If in addition to the above you want to mutate Python versions, you may consider my parver package[1]. It also doesn't normalise the input unless you ask it to, so you can preserve your preferred format after mutating.

[1]: https://github.com/RazerM/parver

I wrote a Clojure library that implemented version comparison for all of the package versioning algorithms I could find[1], and by faaar the Python version comparison algorithm was the weirdest, most annoying one to implement (PEP 440[2], the current standard at the time). So many exceptions to the rules that attempt to be helpful but didn't really help.

In my opinion, the best version comparison algorithm is that of the Debian package manager. Super simple, and very flexible. The description of the algorithm fits in just three paragraphs[3]. Most other algorithms implemented in the aforementioned library were actually implemented in terms of it. Prereleases, fourth version numbers, etc. anything you want basically fits nicely in that box.

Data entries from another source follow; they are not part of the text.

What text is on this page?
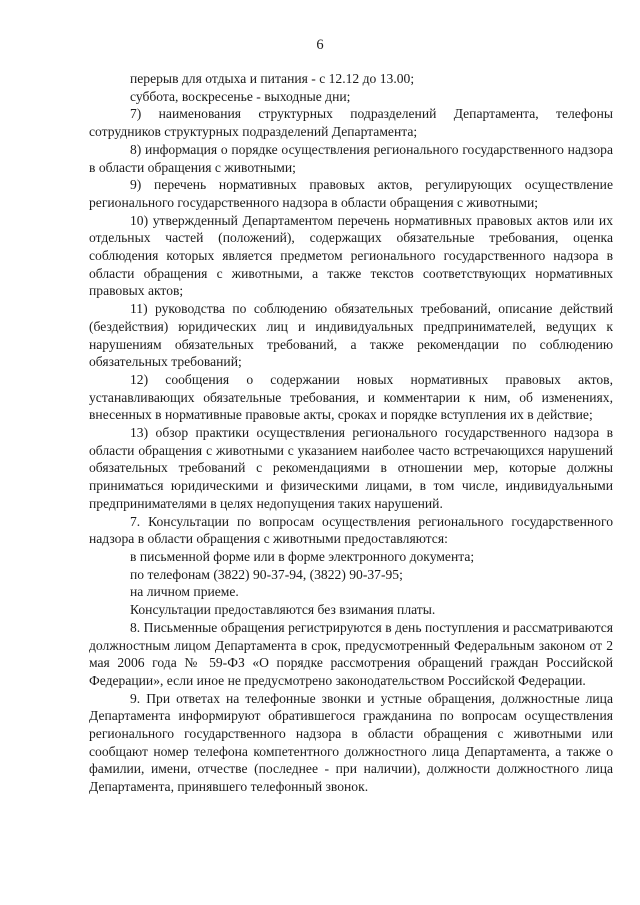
6

перерыв для отдыха и питания - с 12.12 до 13.00;

суббота, воскресенье - выходные дни;

7) наименования структурных подразделений Департамента, телефоны сотрудников структурных подразделений Департамента;

8) информация о порядке осуществления регионального государственного надзора в области обращения с животными;

9) перечень нормативных правовых актов, регулирующих осуществление регионального государственного надзора в области обращения с животными;

10) утвержденный Департаментом перечень нормативных правовых актов или их отдельных частей (положений), содержащих обязательные требования, оценка соблюдения которых является предметом регионального государственного надзора в области обращения с животными, а также текстов соответствующих нормативных правовых актов;

11) руководства по соблюдению обязательных требований, описание действий (бездействия) юридических лиц и индивидуальных предпринимателей, ведущих к нарушениям обязательных требований, а также рекомендации по соблюдению обязательных требований;

12) сообщения о содержании новых нормативных правовых актов, устанавливающих обязательные требования, и комментарии к ним, об изменениях, внесенных в нормативные правовые акты, сроках и порядке вступления их в действие;

13) обзор практики осуществления регионального государственного надзора в области обращения с животными с указанием наиболее часто встречающихся нарушений обязательных требований с рекомендациями в отношении мер, которые должны приниматься юридическими и физическими лицами, в том числе, индивидуальными предпринимателями в целях недопущения таких нарушений.

7. Консультации по вопросам осуществления регионального государственного надзора в области обращения с животными предоставляются:

в письменной форме или в форме электронного документа;

по телефонам (3822) 90-37-94, (3822) 90-37-95;

на личном приеме.

Консультации предоставляются без взимания платы.

8. Письменные обращения регистрируются в день поступления и рассматриваются должностным лицом Департамента в срок, предусмотренный Федеральным законом от 2 мая 2006 года № 59-ФЗ «О порядке рассмотрения обращений граждан Российской Федерации», если иное не предусмотрено законодательством Российской Федерации.

9. При ответах на телефонные звонки и устные обращения, должностные лица Департамента информируют обратившегося гражданина по вопросам осуществления регионального государственного надзора в области обращения с животными или сообщают номер телефона компетентного должностного лица Департамента, а также о фамилии, имени, отчестве (последнее - при наличии), должности должностного лица Департамента, принявшего телефонный звонок.
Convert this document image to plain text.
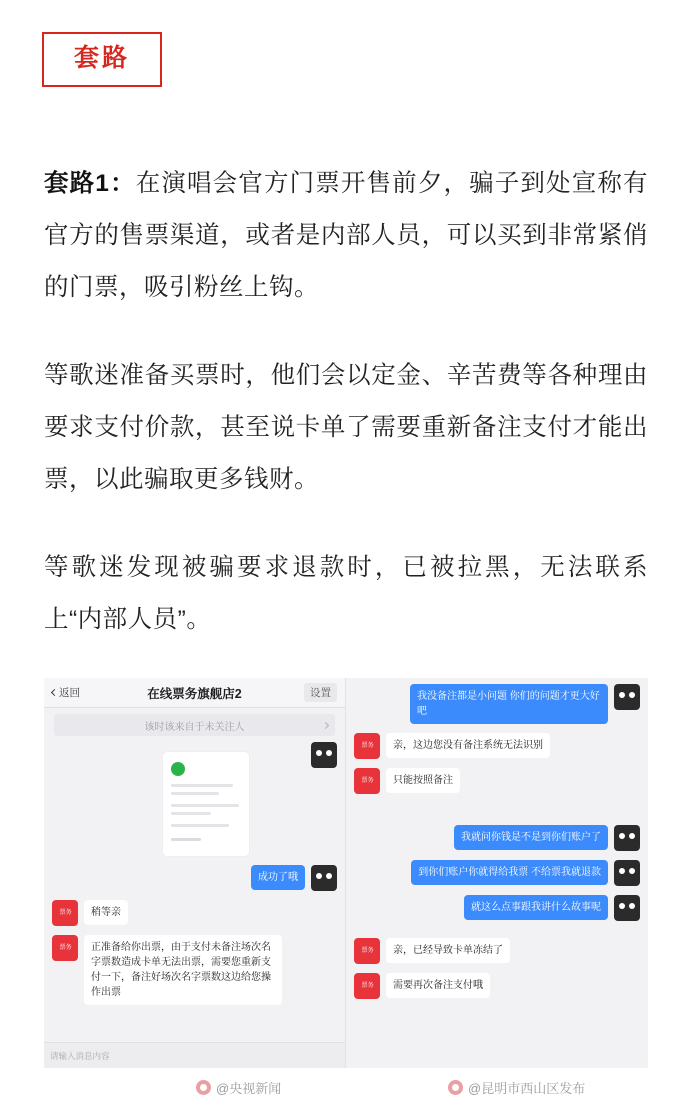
套路

套路1：在演唱会官方门票开售前夕，骗子到处宣称有官方的售票渠道，或者是内部人员，可以买到非常紧俏的门票，吸引粉丝上钩。

等歌迷准备买票时，他们会以定金、辛苦费等各种理由要求支付价款，甚至说卡单了需要重新备注支付才能出票，以此骗取更多钱财。

等歌迷发现被骗要求退款时，已被拉黑，无法联系上“内部人员”。

返回	在线票务旗舰店2	设置
该时该来自于未关注人
成功了哦
票务	稍等亲
票务	正准备给你出票，由于支付未备注场次名字票数造成卡单无法出票，需要您重新支付一下，备注好场次名字票数这边给您操作出票
请输入消息内容
我没备注都是小问题 你们的问题才更大好吧
票务	亲，这边您没有备注系统无法识别
票务	只能按照备注
我就问你钱是不是到你们账户了
到你们账户你就得给我票 不给票我就退款
就这么点事跟我讲什么故事呢
票务	亲，已经导致卡单冻结了
票务	需要再次备注支付哦
@央视新闻	@昆明市西山区发布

PEP 440 was the only version comparison algorithm that couldn't be neatly implemented in terms of that of Debian's, beating out semver, maven, and rubygems for complexity.

1: http://djhaskin987.gitlab.io/serovers/index.html

2: https://peps.python.org/pep-0440/

3: https://www.debian.org/doc/debian-policy/ch-controlfields.ht...

PEP 440 is complicated, but it's also complicated in ways that make sense for a language packaging ecosystem: Debian is tasked primarily with distributing stable builds of software; PyPI is facilitating a source and build distribution relationship between different maintainers and users.

In other words: Debian prioritizes unified versioning and has a "fan-out" topology of users; PyPI prioritizes facilitating dependency resolution for a "graph" topology of users.

True, but I'm also talking about semver, rubygems, and maven algorithms, all of which are also used for languages.

It may have been designed for that use case, but so were these others. They also had simpler designs.

OT, but it took me an embarrassing amount of time before I realized that '5.5.1' != '5.5.10'. Maybe it's the fact that there isn't a leading zero, like .01, or something, but it was a moment of "wait...did I know that? Is that right?"
Trivia: the package with the longest version number is uselesscapitalquiz (https://pypi.org/project/uselesscapitalquiz), version 3.14159265358979323846264338327950288419716939937510582097494459230781640628620899862803482534211706798214808651328230664709384460955058223172535940812848111745028410270193852110555964462294895493038196442881097566593

This is mentioned in the post, but the actual package was not identified.